PFAS: Where have they been found in public water supplies?
Updated, February 25, 2019 The Michigan Department of Environmental Quality has released results of a 2018 state-wide sampling of public, school and tribal water supplies for per-and polyfluoroalkyl substances, or PFAS.
Of 1,114 public water systems, 119 have been found to contain some level of PFAS.
The study cost $1.7 million.
According to the DEQ press release, only the city of Parchment and Robinson Elementary School near Grand Haven returned levels "exceeding the […] 70 parts per trillion (ppt) for perfluorooctanoic acid (PFOA) and perfluorooctanesulfonic acid (PFOS) individually or combined in drinking water."
In August of 2018, the city of Parchment was connected to Kalamazoo’s municipal water system.
This map shows locations where PFAS has been detected in public water supplies.
Full testing data, including for schools, daycares and Head Start programs, can be found on the state’s PFAS response website.
Original post, Oct. 4, 2018: This spring, the Michigan Department of Environmental Quality set out to test 1,300 public water systems for PFAS.

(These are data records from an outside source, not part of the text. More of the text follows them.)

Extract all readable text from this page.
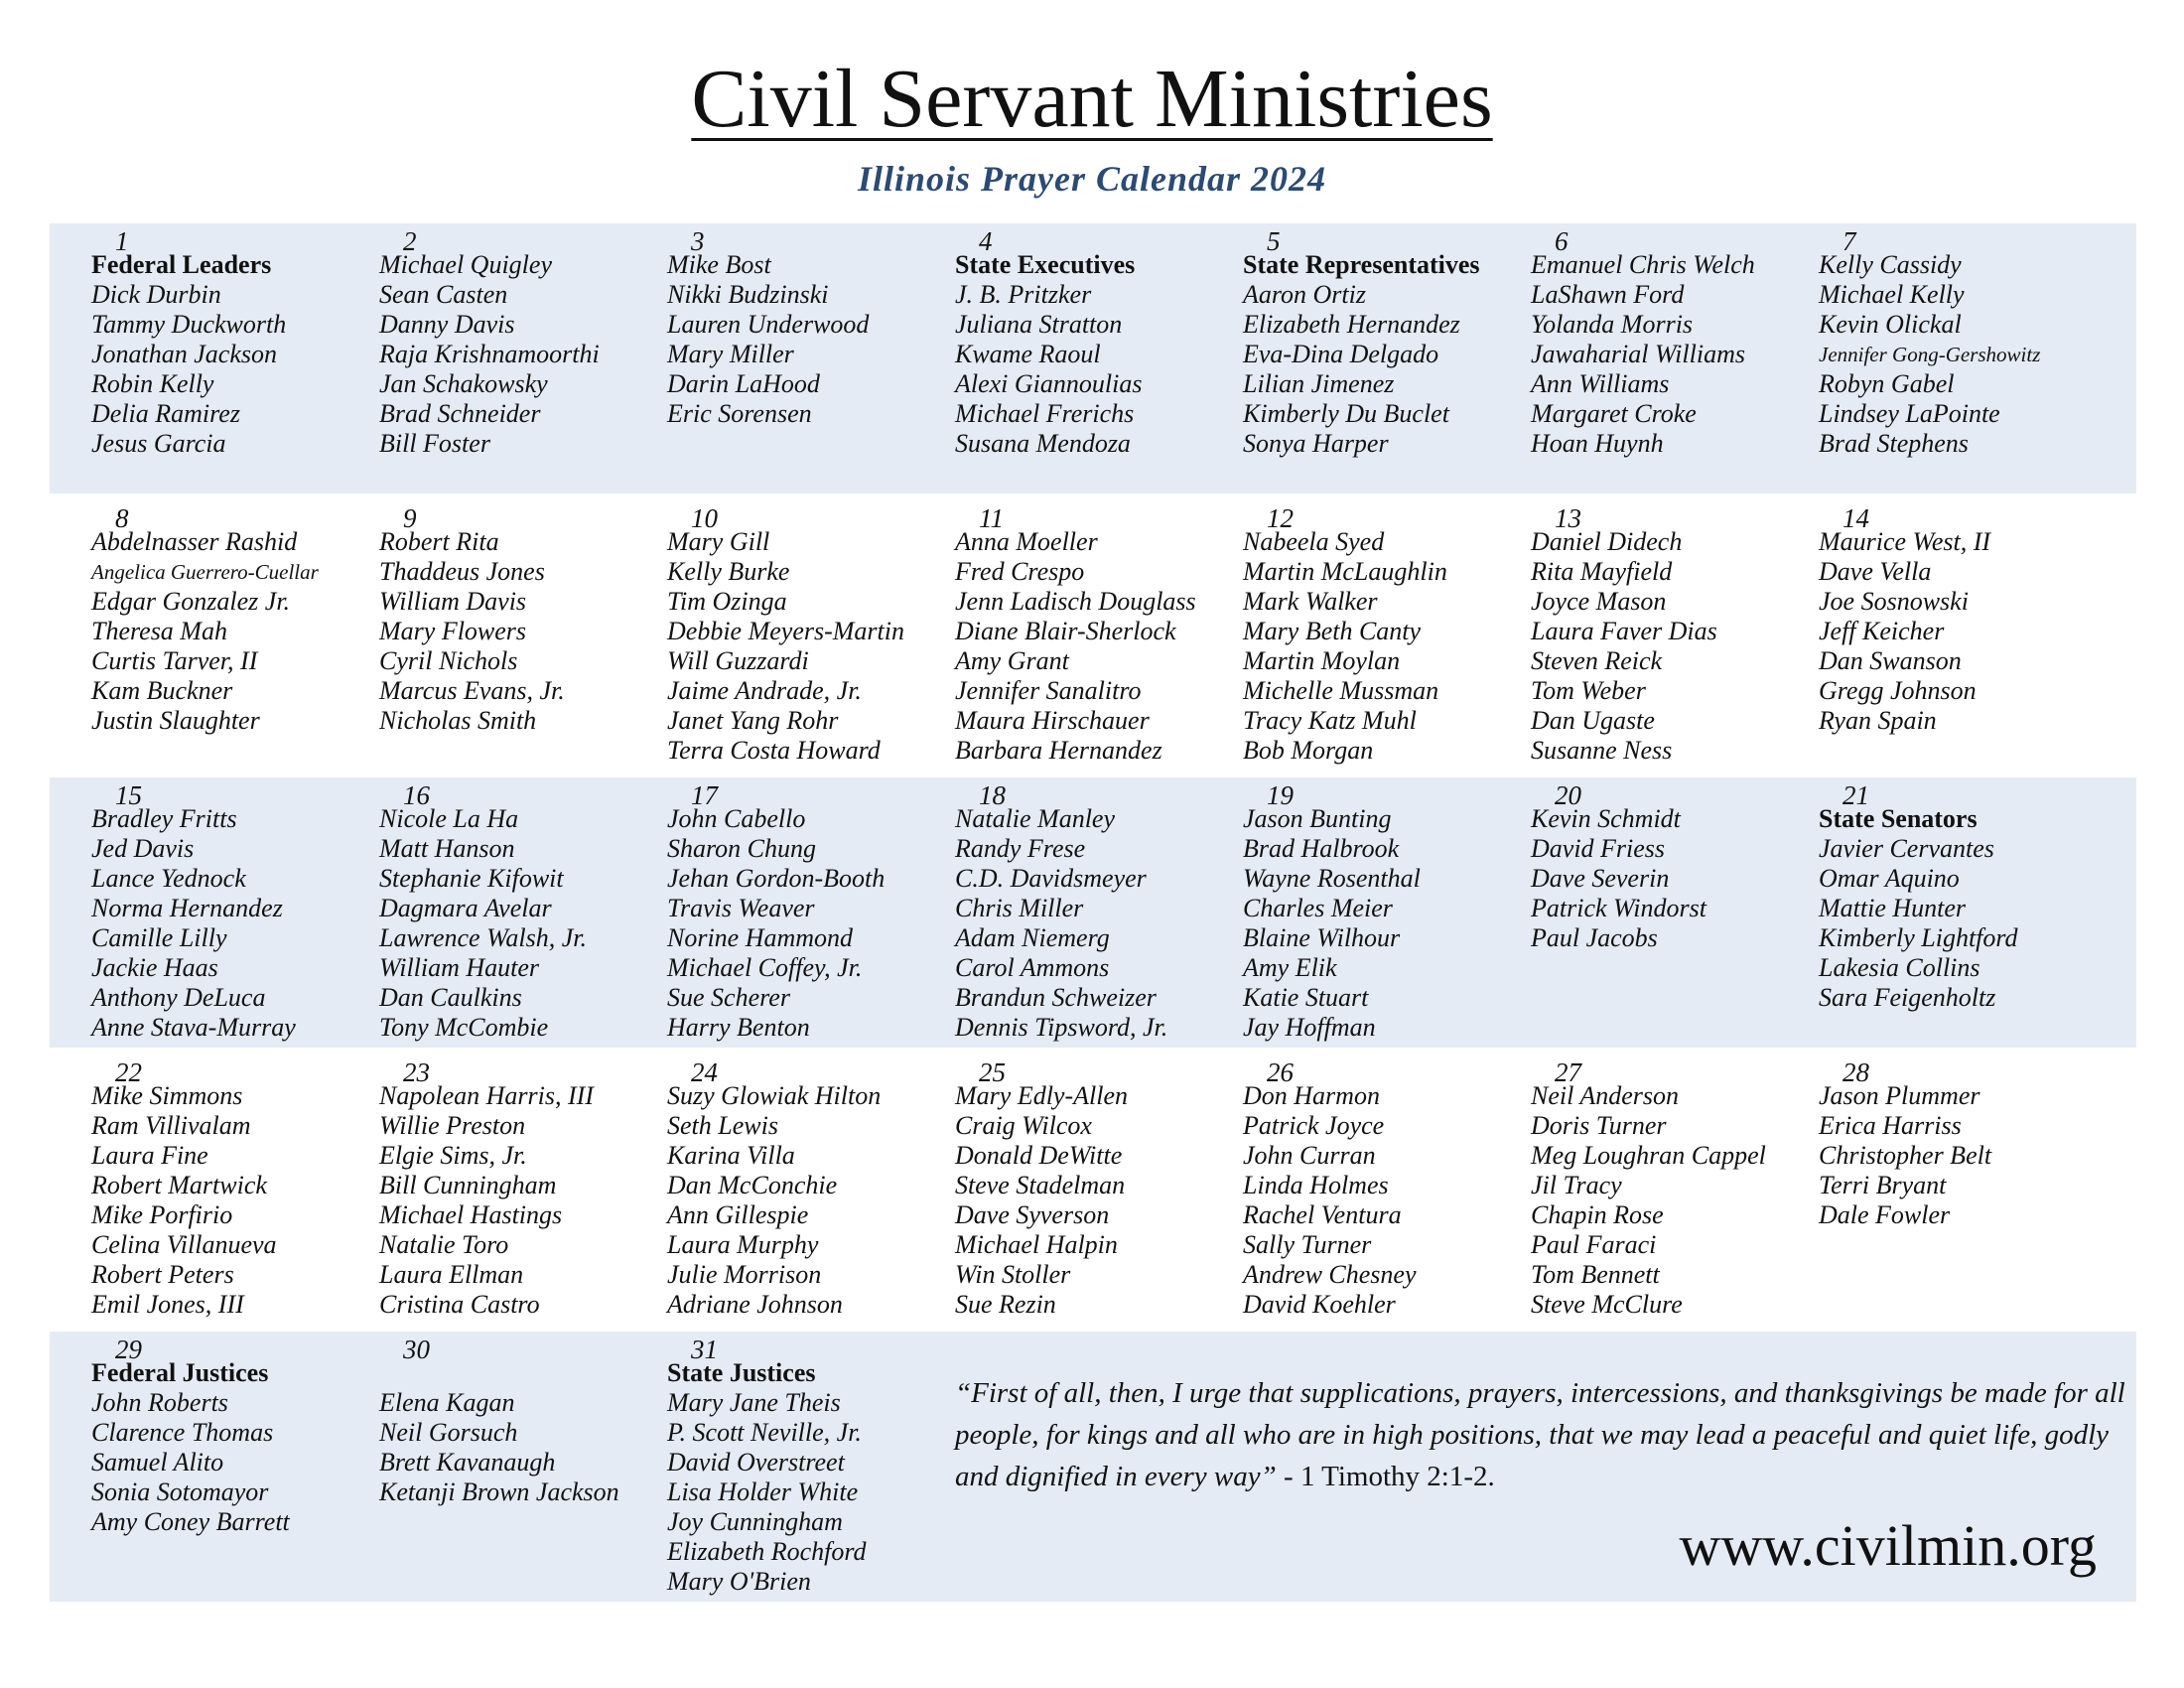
Civil Servant Ministries
Illinois Prayer Calendar 2024
1
Federal Leaders
Dick Durbin
Tammy Duckworth
Jonathan Jackson
Robin Kelly
Delia Ramirez
Jesus Garcia
2
Michael Quigley
Sean Casten
Danny Davis
Raja Krishnamoorthi
Jan Schakowsky
Brad Schneider
Bill Foster
3
Mike Bost
Nikki Budzinski
Lauren Underwood
Mary Miller
Darin LaHood
Eric Sorensen
4
State Executives
J. B. Pritzker
Juliana Stratton
Kwame Raoul
Alexi Giannoulias
Michael Frerichs
Susana Mendoza
5
State Representatives
Aaron Ortiz
Elizabeth Hernandez
Eva-Dina Delgado
Lilian Jimenez
Kimberly Du Buclet
Sonya Harper
6
Emanuel Chris Welch
LaShawn Ford
Yolanda Morris
Jawaharial Williams
Ann Williams
Margaret Croke
Hoan Huynh
7
Kelly Cassidy
Michael Kelly
Kevin Olickal
Jennifer Gong-Gershowitz
Robyn Gabel
Lindsey LaPointe
Brad Stephens
8
Abdelnasser Rashid
Angelica Guerrero-Cuellar
Edgar Gonzalez Jr.
Theresa Mah
Curtis Tarver, II
Kam Buckner
Justin Slaughter
9
Robert Rita
Thaddeus Jones
William Davis
Mary Flowers
Cyril Nichols
Marcus Evans, Jr.
Nicholas Smith
10
Mary Gill
Kelly Burke
Tim Ozinga
Debbie Meyers-Martin
Will Guzzardi
Jaime Andrade, Jr.
Janet Yang Rohr
Terra Costa Howard
11
Anna Moeller
Fred Crespo
Jenn Ladisch Douglass
Diane Blair-Sherlock
Amy Grant
Jennifer Sanalitro
Maura Hirschauer
Barbara Hernandez
12
Nabeela Syed
Martin McLaughlin
Mark Walker
Mary Beth Canty
Martin Moylan
Michelle Mussman
Tracy Katz Muhl
Bob Morgan
13
Daniel Didech
Rita Mayfield
Joyce Mason
Laura Faver Dias
Steven Reick
Tom Weber
Dan Ugaste
Susanne Ness
14
Maurice West, II
Dave Vella
Joe Sosnowski
Jeff Keicher
Dan Swanson
Gregg Johnson
Ryan Spain
15
Bradley Fritts
Jed Davis
Lance Yednock
Norma Hernandez
Camille Lilly
Jackie Haas
Anthony DeLuca
Anne Stava-Murray
16
Nicole La Ha
Matt Hanson
Stephanie Kifowit
Dagmara Avelar
Lawrence Walsh, Jr.
William Hauter
Dan Caulkins
Tony McCombie
17
John Cabello
Sharon Chung
Jehan Gordon-Booth
Travis Weaver
Norine Hammond
Michael Coffey, Jr.
Sue Scherer
Harry Benton
18
Natalie Manley
Randy Frese
C.D. Davidsmeyer
Chris Miller
Adam Niemerg
Carol Ammons
Brandun Schweizer
Dennis Tipsword, Jr.
19
Jason Bunting
Brad Halbrook
Wayne Rosenthal
Charles Meier
Blaine Wilhour
Amy Elik
Katie Stuart
Jay Hoffman
20
Kevin Schmidt
David Friess
Dave Severin
Patrick Windorst
Paul Jacobs
21
State Senators
Javier Cervantes
Omar Aquino
Mattie Hunter
Kimberly Lightford
Lakesia Collins
Sara Feigenholtz
22
Mike Simmons
Ram Villivalam
Laura Fine
Robert Martwick
Mike Porfirio
Celina Villanueva
Robert Peters
Emil Jones, III
23
Napolean Harris, III
Willie Preston
Elgie Sims, Jr.
Bill Cunningham
Michael Hastings
Natalie Toro
Laura Ellman
Cristina Castro
24
Suzy Glowiak Hilton
Seth Lewis
Karina Villa
Dan McConchie
Ann Gillespie
Laura Murphy
Julie Morrison
Adriane Johnson
25
Mary Edly-Allen
Craig Wilcox
Donald DeWitte
Steve Stadelman
Dave Syverson
Michael Halpin
Win Stoller
Sue Rezin
26
Don Harmon
Patrick Joyce
John Curran
Linda Holmes
Rachel Ventura
Sally Turner
Andrew Chesney
David Koehler
27
Neil Anderson
Doris Turner
Meg Loughran Cappel
Jil Tracy
Chapin Rose
Paul Faraci
Tom Bennett
Steve McClure
28
Jason Plummer
Erica Harriss
Christopher Belt
Terri Bryant
Dale Fowler
29
Federal Justices
John Roberts
Clarence Thomas
Samuel Alito
Sonia Sotomayor
Amy Coney Barrett
30
Elena Kagan
Neil Gorsuch
Brett Kavanaugh
Ketanji Brown Jackson
31
State Justices
Mary Jane Theis
P. Scott Neville, Jr.
David Overstreet
Lisa Holder White
Joy Cunningham
Elizabeth Rochford
Mary O'Brien
“First of all, then, I urge that supplications, prayers, intercessions, and thanksgivings be made for all people, for kings and all who are in high positions, that we may lead a peaceful and quiet life, godly and dignified in every way” - 1 Timothy 2:1-2.
www.civilmin.org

Only twice has it tested over the action level of 70 parts per trillion — once at astronomical levels in the City of Parchment, where a State of Emergency was declared before water quality could be restored — and once at 72 parts per trillion in *one* of the City of Kalamazoo’s pumping stations (this was deemed to not be cause for concern, and also, this was total PFAS, whereas the action level only applies to PFOA and PFOS).
The state is projected to finish this testing in November, and Michigan Radio will update the map as test results continue to be released.